Robert Fletcher: No changing confidence. It remains again, a question of not if, but when. And the conclusion of the transitional pass-through program and the assignment of long-term reimbursement is on docket for the coming year where Adam, it was not on the docket this year. We were just asking them to proactively. So we remain confident in the analysis of the data that hasn’t changed, and we remain confident that CMS will address this issue on the docket next year.

Adam Maeder: That’s very helpful. Thank you. And for the last question, I just wanted to flip over to margins. Q3 operating margin had a nice sequential step-up over Q2 levels better than we were modeling. Just any color on Q4. It sounds like you’ve reaffirmed the guide of 20% to 22% for the full year, but that seems maybe a little bit conservative at least at the bottom half of the range. So wanted to just get more color there. And then I have the Street modeling 24% operating margin for 2024. Wondering if you have any reaction to that figure at this point in time. Thank you.

Dan Puckett: Sure, Adam. Yes, we’re pleased with the margin in Q3. We do expect a little uptick on OpEx in Q4 related to sales and marketing. We’ve got a lot of conferences, a lot of programs from education. R&D clinical. So the margin will probably dip. But on your point on the 20% to 22%, we’re expecting it to be in the upper range at this point in time. So still in line with the upper range. Thanks for highlighting that. And on the 24 – I think 24% in ‘24, we’re not giving guidance. We talked about our kind of trajectory on Innovation Day. And for now, just kind of focus on that.

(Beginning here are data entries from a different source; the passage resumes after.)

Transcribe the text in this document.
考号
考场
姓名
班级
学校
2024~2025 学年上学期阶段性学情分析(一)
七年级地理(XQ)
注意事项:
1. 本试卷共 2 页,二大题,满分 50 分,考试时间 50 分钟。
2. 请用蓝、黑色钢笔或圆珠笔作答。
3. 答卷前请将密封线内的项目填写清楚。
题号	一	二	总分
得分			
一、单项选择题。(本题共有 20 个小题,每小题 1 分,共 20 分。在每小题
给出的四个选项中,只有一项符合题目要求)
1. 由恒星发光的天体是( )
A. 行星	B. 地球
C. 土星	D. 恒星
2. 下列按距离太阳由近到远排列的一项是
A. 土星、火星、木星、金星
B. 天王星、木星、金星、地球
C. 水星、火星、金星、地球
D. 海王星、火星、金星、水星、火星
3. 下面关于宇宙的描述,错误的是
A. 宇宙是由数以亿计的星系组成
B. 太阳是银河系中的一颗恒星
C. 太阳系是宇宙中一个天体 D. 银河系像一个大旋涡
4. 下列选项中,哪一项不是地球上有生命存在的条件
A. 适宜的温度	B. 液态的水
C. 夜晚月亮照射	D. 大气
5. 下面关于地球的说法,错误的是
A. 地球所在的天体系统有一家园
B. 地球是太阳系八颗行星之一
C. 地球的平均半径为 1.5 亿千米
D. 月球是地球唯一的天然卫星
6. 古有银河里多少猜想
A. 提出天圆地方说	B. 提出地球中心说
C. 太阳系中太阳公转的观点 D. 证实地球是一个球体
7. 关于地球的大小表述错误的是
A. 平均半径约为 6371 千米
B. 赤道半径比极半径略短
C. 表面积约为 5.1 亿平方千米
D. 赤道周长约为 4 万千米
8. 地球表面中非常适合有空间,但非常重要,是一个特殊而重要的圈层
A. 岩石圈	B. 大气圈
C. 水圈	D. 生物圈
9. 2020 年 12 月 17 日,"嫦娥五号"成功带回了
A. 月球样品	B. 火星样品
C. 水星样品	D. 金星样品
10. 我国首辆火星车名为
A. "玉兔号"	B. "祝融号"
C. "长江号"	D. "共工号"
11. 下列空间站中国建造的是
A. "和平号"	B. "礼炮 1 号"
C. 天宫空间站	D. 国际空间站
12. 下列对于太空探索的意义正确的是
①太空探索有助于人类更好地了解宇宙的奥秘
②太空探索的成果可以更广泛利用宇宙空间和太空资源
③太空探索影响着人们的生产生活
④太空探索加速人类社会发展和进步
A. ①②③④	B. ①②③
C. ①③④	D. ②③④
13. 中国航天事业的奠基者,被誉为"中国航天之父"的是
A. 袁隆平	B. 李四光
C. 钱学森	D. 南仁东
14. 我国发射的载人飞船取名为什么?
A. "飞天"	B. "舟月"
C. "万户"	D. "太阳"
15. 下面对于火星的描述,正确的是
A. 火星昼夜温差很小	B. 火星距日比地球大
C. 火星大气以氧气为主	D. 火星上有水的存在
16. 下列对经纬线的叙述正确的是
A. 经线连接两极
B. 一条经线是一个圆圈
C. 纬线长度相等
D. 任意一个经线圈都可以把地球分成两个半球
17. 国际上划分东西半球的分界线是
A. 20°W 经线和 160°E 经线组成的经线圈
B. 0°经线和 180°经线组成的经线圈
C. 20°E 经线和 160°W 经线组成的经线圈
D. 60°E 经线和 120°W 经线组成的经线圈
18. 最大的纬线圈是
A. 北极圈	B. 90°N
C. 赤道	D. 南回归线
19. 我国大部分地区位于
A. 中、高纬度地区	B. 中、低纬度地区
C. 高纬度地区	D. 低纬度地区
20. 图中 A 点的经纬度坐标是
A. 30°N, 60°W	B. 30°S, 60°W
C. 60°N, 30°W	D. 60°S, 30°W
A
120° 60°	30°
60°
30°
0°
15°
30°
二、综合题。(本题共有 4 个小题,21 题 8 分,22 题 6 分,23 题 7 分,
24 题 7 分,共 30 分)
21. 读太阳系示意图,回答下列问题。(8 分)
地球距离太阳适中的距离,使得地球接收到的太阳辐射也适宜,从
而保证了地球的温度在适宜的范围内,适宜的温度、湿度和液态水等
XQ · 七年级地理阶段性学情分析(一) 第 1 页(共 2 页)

Adam Maeder: Okay, thanks again.

Operator: Our next question comes from the line of Bill Plovanic with Canaccord Genuity. Please proceed with your question.

Unidentified Analyst: Hi, everyone. It’s John on for Bill tonight. Thanks for taking our questions. Maybe also just to circle back to the outpatient question and maybe ask it a different way for you, Doug. what’s the current mix between inpatient and outpatient in coronary? I know historically, it’s on around 50-50, but I’m curious if that’s changed? Or do you see that changing next year or these reimbursement changes? And how are your message to customers is around the outpatient gap in the second half of next year? Thanks.

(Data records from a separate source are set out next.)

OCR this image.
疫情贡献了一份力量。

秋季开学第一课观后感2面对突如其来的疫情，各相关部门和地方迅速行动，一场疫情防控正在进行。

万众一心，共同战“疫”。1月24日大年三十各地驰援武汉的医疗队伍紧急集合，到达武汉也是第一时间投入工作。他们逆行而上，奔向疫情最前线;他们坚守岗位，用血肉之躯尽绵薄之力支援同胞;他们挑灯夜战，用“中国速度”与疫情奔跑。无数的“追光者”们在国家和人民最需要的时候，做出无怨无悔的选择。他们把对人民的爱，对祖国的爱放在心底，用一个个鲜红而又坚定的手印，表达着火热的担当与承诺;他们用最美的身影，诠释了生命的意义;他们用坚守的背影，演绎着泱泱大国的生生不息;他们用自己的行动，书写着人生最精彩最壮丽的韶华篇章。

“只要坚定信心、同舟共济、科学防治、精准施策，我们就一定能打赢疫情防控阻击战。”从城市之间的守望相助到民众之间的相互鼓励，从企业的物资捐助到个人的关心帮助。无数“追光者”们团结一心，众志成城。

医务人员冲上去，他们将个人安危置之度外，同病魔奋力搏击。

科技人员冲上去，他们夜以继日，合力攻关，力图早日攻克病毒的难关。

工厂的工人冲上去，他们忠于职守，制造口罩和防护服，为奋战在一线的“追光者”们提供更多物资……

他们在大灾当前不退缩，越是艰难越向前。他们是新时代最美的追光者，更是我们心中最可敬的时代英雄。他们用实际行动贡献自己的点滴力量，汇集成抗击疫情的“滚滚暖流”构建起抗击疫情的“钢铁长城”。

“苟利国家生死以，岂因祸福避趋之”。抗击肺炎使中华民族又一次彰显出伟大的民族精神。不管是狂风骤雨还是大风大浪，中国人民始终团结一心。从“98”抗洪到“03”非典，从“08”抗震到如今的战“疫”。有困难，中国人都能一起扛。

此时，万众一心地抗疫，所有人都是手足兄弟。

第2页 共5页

Doug Godshall: Yes. I – we don’t have data that indicates it’s different – that our business is any different than the 50-50 historical split and the general historical trend, we don’t have dated numbers other than a few years ago. So we’re not we’re still operating under the sort of inpatient outpatient 50-50 assumption, and it seems to – when we sort of anecdotally talk to customers, some people are really heavy in patient if they get a lot of referrals and some patients are heavier. Some of the hospitals are heavier outpatients. So I think it’s safest to assume 50-50. I don’t think even though the DRGs are like handsome and at teaching centers, they are even more handsome. They are really healthy if you’re in an urban teaching center because they have different rate than, say, an urban – or a sub-rural hospital, for example.

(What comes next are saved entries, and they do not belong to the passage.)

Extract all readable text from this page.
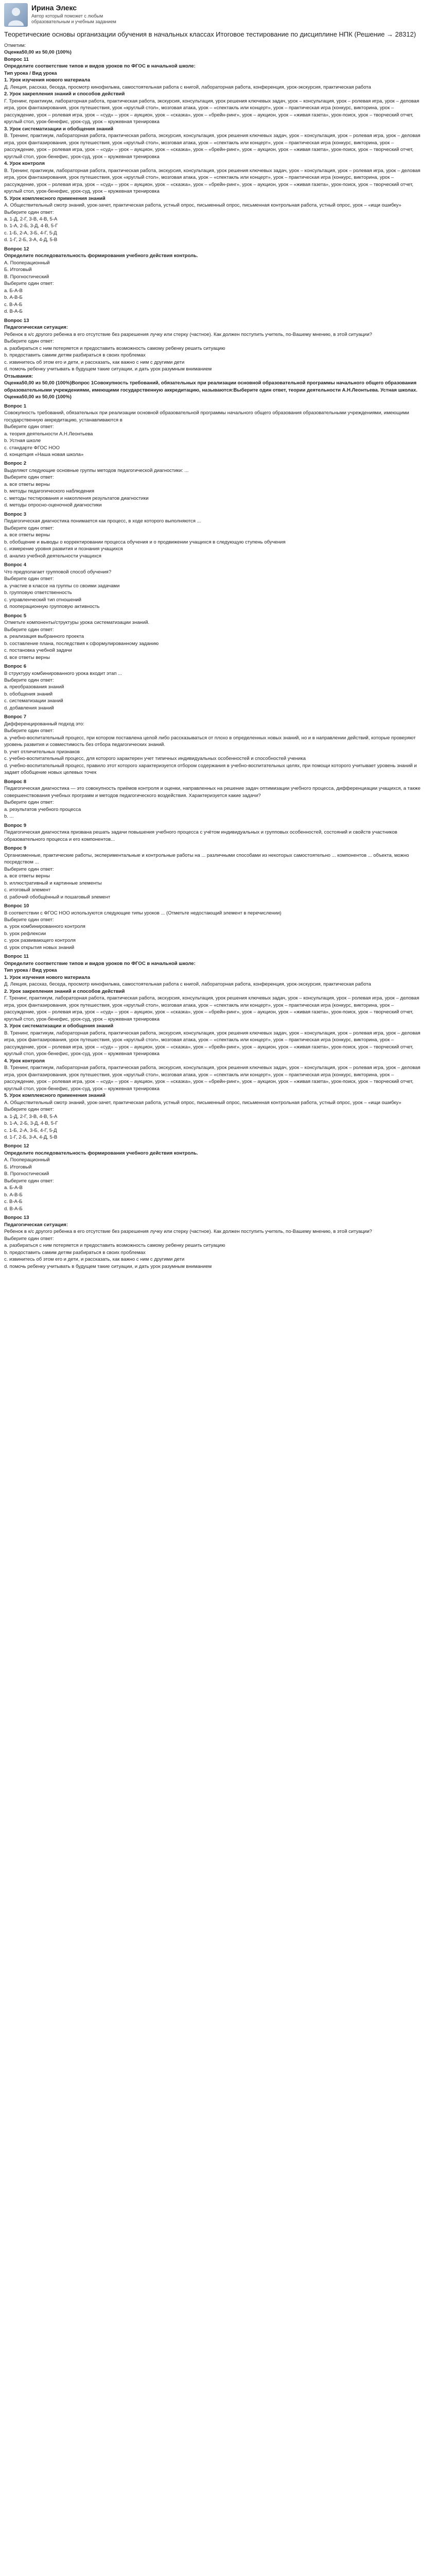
Ирина Элекс
Автор который поможет с любым образовательным и учебным заданием
Теоретические основы организации обучения в начальных классах Итоговое тестирование по дисциплине НПК (Решение → 28312)
Отметим:
Оценка50,00 из 50,00 (100%)
Вопрос 11
Определите соответствие типов и видов уроков по ФГОС в начальной школе:
Тип урока / Вид урока
1. Урок изучения нового материала
Д. Лекция, рассказ, беседа, просмотр кинофильма, самостоятельная работа с книгой, лабораторная работа, конференция, урок-экскурсия, практическая работа
2. Урок закрепления знаний и способов действий
Г. Тренинг, практикум, лабораторная работа, практическая работа, экскурсия, консультация, урок решения ключевых задач, урок – консультация, урок – ролевая игра, урок – деловая игра, урок фантазирования, урок путешествия, урок «круглый стол», мозговая атака, урок – «спектакль или концерт», урок – практическая игра (конкурс, викторина, урок – рассуждение, урок – ролевая игра, урок – «суд» – урок – аукцион, урок – «сказка», урок – «брейн-ринг», урок – аукцион, урок – «живая газета», урок-поиск, урок – творческий отчет, круглый стол, урок-бенефис, урок-суд, урок – кружевная тренировка
3. Урок систематизации и обобщения знаний
В. Тренинг, практикум, лабораторная работа, практическая работа, экскурсия, консультация, урок решения ключевых задач, урок – консультация, урок – ролевая игра, урок – деловая игра, урок фантазирования, урок путешествия, урок «круглый стол», мозговая атака, урок – «спектакль или концерт», урок – практическая игра (конкурс, викторина, урок – рассуждение, урок – ролевая игра, урок – «суд» – урок – аукцион, урок – «сказка», урок – «брейн-ринг», урок – аукцион, урок – «живая газета», урок-поиск, урок – творческий отчет, круглый стол, урок-бенефис, урок-суд, урок – кружевная тренировка
4. Урок контроля
В. Тренинг, практикум, лабораторная работа, практическая работа, экскурсия, консультация, урок решения ключевых задач, урок – консультация, урок – ролевая игра, урок – деловая игра, урок фантазирования, урок путешествия, урок «круглый стол», мозговая атака, урок – «спектакль или концерт», урок – практическая игра (конкурс, викторина, урок – рассуждение, урок – ролевая игра, урок – «суд» – урок – аукцион, урок – «сказка», урок – «брейн-ринг», урок – аукцион, урок – «живая газета», урок-поиск, урок – творческий отчет, круглый стол, урок-бенефис, урок-суд, урок – кружевная тренировка
5. Урок комплексного применения знаний
А. Обществительный смотр знаний, урок-зачет, практическая работа, устный опрос, письменный опрос, письменная контрольная работа, устный опрос, урок – «ищи ошибку»
Выберите один ответ:
а. 1-Д, 2-Г, 3-В, 4-В, 5-А
b. 1-А, 2-Б, 3-Д, 4-В, 5-Г
c. 1-Б, 2-А, 3-Б, 4-Г, 5-Д
d. 1-Г, 2-Б, 3-А, 4-Д, 5-В
Вопрос 12
Определите последовательность формирования учебного действия контроль.
А. Пооперационный
Б. Итоговый
В. Прогностический
Выберите один ответ:
a. Б-А-В
b. А-В-Б
c. В-А-Б
d. В-А-Б
Вопрос 13
Педагогическая ситуация:
Ребенок в к/с другого ребенка в его отсутствие без разрешения лучку или стерку (частное). Как должен поступить учитель, по-Вашему мнению, в этой ситуации?
Выберите один ответ:
a. разбираться с ним потеряется и предоставить возможность самому ребенку решить ситуацию
b. предоставить самим детям разбираться в своих проблемах
c. извинитесь об этом его и дети, и рассказать, как важно с ним с другими дети
d. помочь ребенку учитывать в будущем такие ситуации, и дать урок разумным вниманием
Отзывания:
Оценка50,00 из 50,00 (100%)Вопрос 1Совокупность требований, обязательных при реализации основной образовательной программы начального общего образования образовательными учреждениями, имеющими государственную аккредитацию, называются:Выберите один ответ, теории деятельности А.Н.Леонтьева. Устная школах.
Оценка50,00 из 50,00 (100%)
Вопрос 1
Совокупность требований, обязательных при реализации основной образовательной программы начального общего образования образовательными учреждениями, имеющими государственную аккредитацию, устанавливаются в
Выберите один ответ:
a. теория деятельности А.Н.Леонтьева
b. Устная школе
c. стандарте ФГОС НОО
d. концепция «Наша новая школа»
Вопрос 2
Выделяют следующие основные группы методов педагогической диагностики: ...
Выберите один ответ:
a. все ответы верны
b. методы педагогического наблюдения
c. методы тестирования и накопления результатов диагностики
d. методы опросно-оценочной диагностики
Вопрос 3
Педагогическая диагностика понимается как процесс, в ходе которого выполняются ...
Выберите один ответ:
a. все ответы верны
b. обобщение и выводы о корректировании процесса обучения и о продвижении учащихся в следующую ступень обучения
c. измерение уровня развития и познания учащихся
d. анализ учебной деятельности учащихся
Вопрос 4
Что предполагает групповой способ обучения?
Выберите один ответ:
a. участие в классе на группы со своими задачами
b. групповую ответственность
c. управленческий тип отношений
d. пооперационную групповую активность
Вопрос 5
Отметьте компоненты/структуры урока систематизации знаний.
Выберите один ответ:
a. реализация выбранного проекта
b. составление плана, последствия к сформулированному заданию
c. постановка учебной задачи
d. все ответы верны
Вопрос 6
В структуру комбинированного урока входит этап ...
Выберите один ответ:
a. преобразования знаний
b. обобщения знаний
c. систематизации знаний
d. добавления знаний
Вопрос 7
Дифференцированный подход это:
Выберите один ответ:
a. учебно-воспитательный процесс, при котором поставлена целой либо рассказываться от плохо в определенных новых знаний, но и в направлении действий, которые проверяют уровень развития и совместимость без отбора педагогических знаний.
b. учет отличительных признаков
c. учебно-воспитательный процесс, для которого характерен учет типичных индивидуальных особенностей и способностей ученика
d. учебно-воспитательный процесс, правило этот которого характеризуется отбором содержания в учебно-воспитательных целях, при помощи которого учитывает уровень знаний и задает обобщение новых целевых точек
Вопрос 8
Педагогическая диагностика — это совокупность приёмов контроля и оценки, направленных на решение задач оптимизации учебного процесса, дифференциации учащихся, а также совершенствования учебных программ и методов педагогического воздействия. Характеризуется какие задачи?
Выберите один ответ:
a. результатов учебного процесса
b. ...
Вопрос 9
Педагогическая диагностика призвана решать задачи повышения учебного процесса с учётом индивидуальных и групповых особенностей, состояний и свойств участников образовательного процесса и его компонентов...
Вопрос 9
Организменные, практические работы, экспериментальные и контрольные работы на ... различными способами из некоторых самостоятельно ... компонентов ... объекта, можно посредством ...
Выберите один ответ:
a. все ответы верны
b. иллюстративный и картинные элементы
c. итоговый элемент
d. рабочий обобщённый и пошаговый элемент
Вопрос 10
В соответствии с ФГОС НОО используются следующие типы уроков ... (Отметьте недостающий элемент в перечислении)
Выберите один ответ:
a. урок комбинированного контроля
b. урок рефлексии
c. урок развивающего контроля
d. урок открытия новых знаний
Вопрос 11
Определите соответствие типов и видов уроков по ФГОС в начальной школе:
Тип урока / Вид урока
1. Урок изучения нового материала
Д. Лекция, рассказ, беседа, просмотр кинофильма, самостоятельная работа с книгой, лабораторная работа, конференция, урок-экскурсия, практическая работа
2. Урок закрепления знаний и способов действий
Г. Тренинг, практикум, лабораторная работа, практическая работа, экскурсия, консультация, урок решения ключевых задач, урок – консультация, урок – ролевая игра, урок – деловая игра, урок фантазирования, урок путешествия, урок «круглый стол», мозговая атака, урок – «спектакль или концерт», урок – практическая игра (конкурс, викторина, урок – рассуждение, урок – ролевая игра, урок – «суд» – урок – аукцион, урок – «сказка», урок – «брейн-ринг», урок – аукцион, урок – «живая газета», урок-поиск, урок – творческий отчет, круглый стол, урок-бенефис, урок-суд, урок – кружевная тренировка
3. Урок систематизации и обобщения знаний
В. Тренинг, практикум, лабораторная работа, практическая работа, экскурсия, консультация, урок решения ключевых задач, урок – консультация, урок – ролевая игра, урок – деловая игра, урок фантазирования, урок путешествия, урок «круглый стол», мозговая атака, урок – «спектакль или концерт», урок – практическая игра (конкурс, викторина, урок – рассуждение, урок – ролевая игра, урок – «суд» – урок – аукцион, урок – «сказка», урок – «брейн-ринг», урок – аукцион, урок – «живая газета», урок-поиск, урок – творческий отчет, круглый стол, урок-бенефис, урок-суд, урок – кружевная тренировка
4. Урок контроля
В. Тренинг, практикум, лабораторная работа, практическая работа, экскурсия, консультация, урок решения ключевых задач, урок – консультация, урок – ролевая игра, урок – деловая игра, урок фантазирования, урок путешествия, урок «круглый стол», мозговая атака, урок – «спектакль или концерт», урок – практическая игра (конкурс, викторина, урок – рассуждение, урок – ролевая игра, урок – «суд» – урок – аукцион, урок – «сказка», урок – «брейн-ринг», урок – аукцион, урок – «живая газета», урок-поиск, урок – творческий отчет, круглый стол, урок-бенефис, урок-суд, урок – кружевная тренировка
5. Урок комплексного применения знаний
А. Обществительный смотр знаний, урок-зачет, практическая работа, устный опрос, письменный опрос, письменная контрольная работа, устный опрос, урок – «ищи ошибку»
Выберите один ответ:
а. 1-Д, 2-Г, 3-В, 4-В, 5-А
b. 1-А, 2-Б, 3-Д, 4-В, 5-Г
c. 1-Б, 2-А, 3-Б, 4-Г, 5-Д
d. 1-Г, 2-Б, 3-А, 4-Д, 5-В
Вопрос 12
Определите последовательность формирования учебного действия контроль.
А. Пооперационный
Б. Итоговый
В. Прогностический
Выберите один ответ:
a. Б-А-В
b. А-В-Б
c. В-А-Б
d. В-А-Б
Вопрос 13
Педагогическая ситуация:
Ребенок в к/с другого ребенка в его отсутствие без разрешения лучку или стерку (частное). Как должен поступить учитель, по-Вашему мнению, в этой ситуации?
Выберите один ответ:
a. разбираться с ним потеряется и предоставить возможность самому ребенку решить ситуацию
b. предоставить самим детям разбираться в своих проблемах
c. извинитесь об этом его и дети, и рассказать, как важно с ним с другими дети
d. помочь ребенку учитывать в будущем такие ситуации, и дать урок разумным вниманием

But I don’t think many people are going to say to a patient, I’m going to keep you overnight for an extra night because I can get a higher DRG. I don’t know if that’s your question, I think it will probably – they are going to treat the patient in the way that they think is best and appropriate clinically. And they will be delighted that they are going to get paid a nice additional remuneration as I practiced that word. You got that, we got to write that time. And when it’s an inpatient, they all like it even better because the hospital will be in a really good financial position. And I think back to the sort of why is the second half of the year not going to matter in terms of a gap with the TPT until you get a final APC. They are going to look at the aggregate financial improvement that they are getting on IVL out July and then it’s a short gap, and they’ll have a strong habit of doing what’s right for the patient at best or several years of using C2 and even more C2+.